— Já
lhe passaram as loucuras?
Zero
Madzero inquiria sem sequer a olhar. Ele já tinha fechado a cova.
Sepultara os restos metálicos da estrela na terra lodosa. É assim
que se procede com os meninos mortos, meninos tão tenros que nem
nome possuem. O túmulo dessas crianças não pode ser aberto em
terra seca, requerendo, antes, o chão informe e aquoso da margem dos
rios. O mesmo ritual se seguia com a estrela, tão menininha, tão
inominada.
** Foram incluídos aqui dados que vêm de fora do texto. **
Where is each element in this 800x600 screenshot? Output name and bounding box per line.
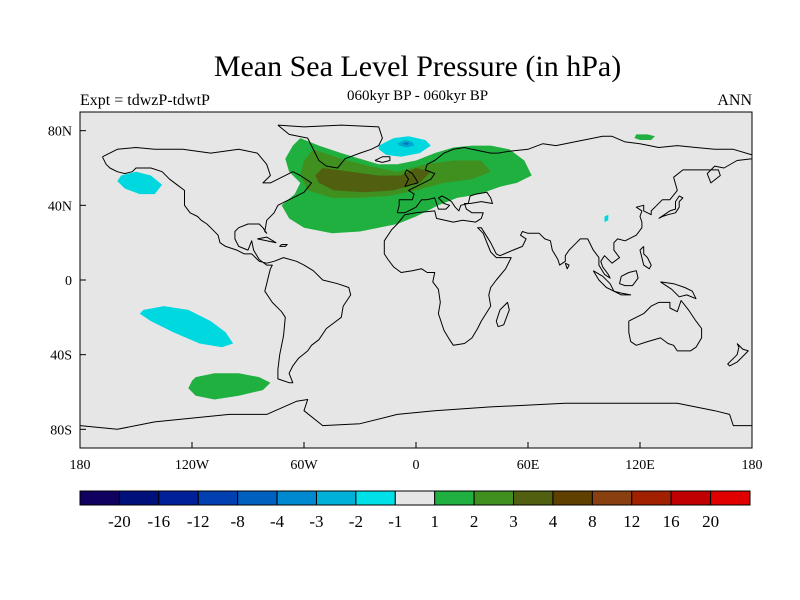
coastline-17 <box>639 246 652 270</box>
experiment-label: Expt = tdwzP-tdwtP <box>80 92 210 109</box>
x-tick-label: 60E <box>517 458 540 473</box>
x-tick-label: 180 <box>742 458 763 473</box>
coastlines <box>79 124 753 430</box>
anomaly-region-8 <box>402 142 410 145</box>
colorbar-swatch <box>79 490 120 506</box>
colorbar-label: 2 <box>470 512 479 531</box>
y-tick-label: 40S <box>50 349 72 364</box>
anomaly-region-10 <box>139 306 234 348</box>
colorbar-label: 8 <box>588 512 597 531</box>
coastline-15 <box>257 236 277 244</box>
colorbar-label: -8 <box>231 512 245 531</box>
colorbar-swatch <box>513 490 554 506</box>
colorbar-swatch <box>394 490 436 506</box>
x-tick-label: 120W <box>175 458 210 473</box>
y-axis: 80N 40N 0 40S 80S <box>48 125 86 438</box>
anomaly-region-5 <box>315 168 431 193</box>
coastline-8 <box>658 195 684 219</box>
colorbar-label: -1 <box>388 512 402 531</box>
map-area <box>79 111 753 449</box>
colorbar-swatch <box>670 490 712 506</box>
coastline-9 <box>495 301 510 328</box>
anomaly-region-9 <box>117 171 163 195</box>
coastline-14 <box>727 343 749 367</box>
colorbar-label: -20 <box>108 512 131 531</box>
colorbar-label: 12 <box>623 512 640 531</box>
coastline-18 <box>564 262 570 270</box>
y-tick-label: 80S <box>50 423 72 438</box>
colorbar-swatch <box>118 490 160 506</box>
colorbar-swatch <box>434 490 475 506</box>
coastline-1 <box>101 147 352 384</box>
colorbar-label: 16 <box>663 512 680 531</box>
colorbar-swatch <box>631 490 672 506</box>
colorbar-label: 4 <box>549 512 558 531</box>
colorbar-swatch <box>552 490 593 506</box>
anomaly-region-3 <box>634 134 655 140</box>
coastline-5 <box>404 169 419 188</box>
map-title: Mean Sea Level Pressure (in hPa) <box>213 50 622 83</box>
coastline-7 <box>79 399 752 430</box>
coastline-6 <box>374 156 391 163</box>
season-label: ANN <box>717 92 752 109</box>
colorbar-label: 1 <box>430 512 439 531</box>
colorbar-swatch <box>315 490 357 506</box>
colorbar-swatch <box>355 490 396 506</box>
colorbar-swatch <box>710 490 751 506</box>
coastline-11 <box>613 290 632 296</box>
x-tick-label: 180 <box>70 458 91 473</box>
coastline-3 <box>383 135 753 346</box>
y-tick-label: 40N <box>48 199 72 214</box>
x-tick-label: 60W <box>290 458 318 473</box>
colorbar-swatch <box>473 490 515 506</box>
anomaly-region-11 <box>604 214 609 223</box>
anomaly-region-2 <box>188 373 271 400</box>
coastline-16 <box>279 244 288 247</box>
colorbar-label: -4 <box>270 512 285 531</box>
colorbar-label: -16 <box>147 512 170 531</box>
colorbar-label: 3 <box>509 512 518 531</box>
colorbar-label: -2 <box>349 512 363 531</box>
y-tick-label: 80N <box>48 125 72 140</box>
coastline-4 <box>628 300 703 352</box>
colorbar-swatch <box>237 490 278 506</box>
colorbar-swatch <box>197 490 239 506</box>
y-tick-label: 0 <box>65 274 72 289</box>
colorbar-swatch <box>276 490 317 506</box>
coastline-2 <box>277 124 383 169</box>
x-axis: 180 120W 60W 0 60E 120E 180 <box>70 442 763 473</box>
x-tick-label: 0 <box>413 458 420 473</box>
colorbar-swatch <box>158 490 199 506</box>
coastline-12 <box>619 270 639 287</box>
x-tick-label: 120E <box>625 458 655 473</box>
period-label: 060kyr BP - 060kyr BP <box>346 88 489 104</box>
colorbar-label: -3 <box>309 512 323 531</box>
colorbar-label: 20 <box>702 512 719 531</box>
colorbar-label: -12 <box>187 512 210 531</box>
colorbar-swatch <box>591 490 633 506</box>
coastline-13 <box>660 281 697 300</box>
colorbar: -20 -16 -12 -8 -4 -3 -2 -1 1 2 3 4 8 12 16 20 <box>79 490 751 531</box>
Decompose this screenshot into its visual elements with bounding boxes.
Zero Madzero desentortou as costas, limpou o suor na testa
e suspirou:
— Em
menos de um dia já abri duas covas para um único falecido.
Madzero
olhou as grandes árvores que sombreavam o rio. Não havia vento mas
as copas dançavam como que animadas por um balanço vindo da própria
terra. Aquele rumor das folhas despertou nele lembranças antigas. E
recordou o pai acariciando os troncos das muangas, nsumos, msangas.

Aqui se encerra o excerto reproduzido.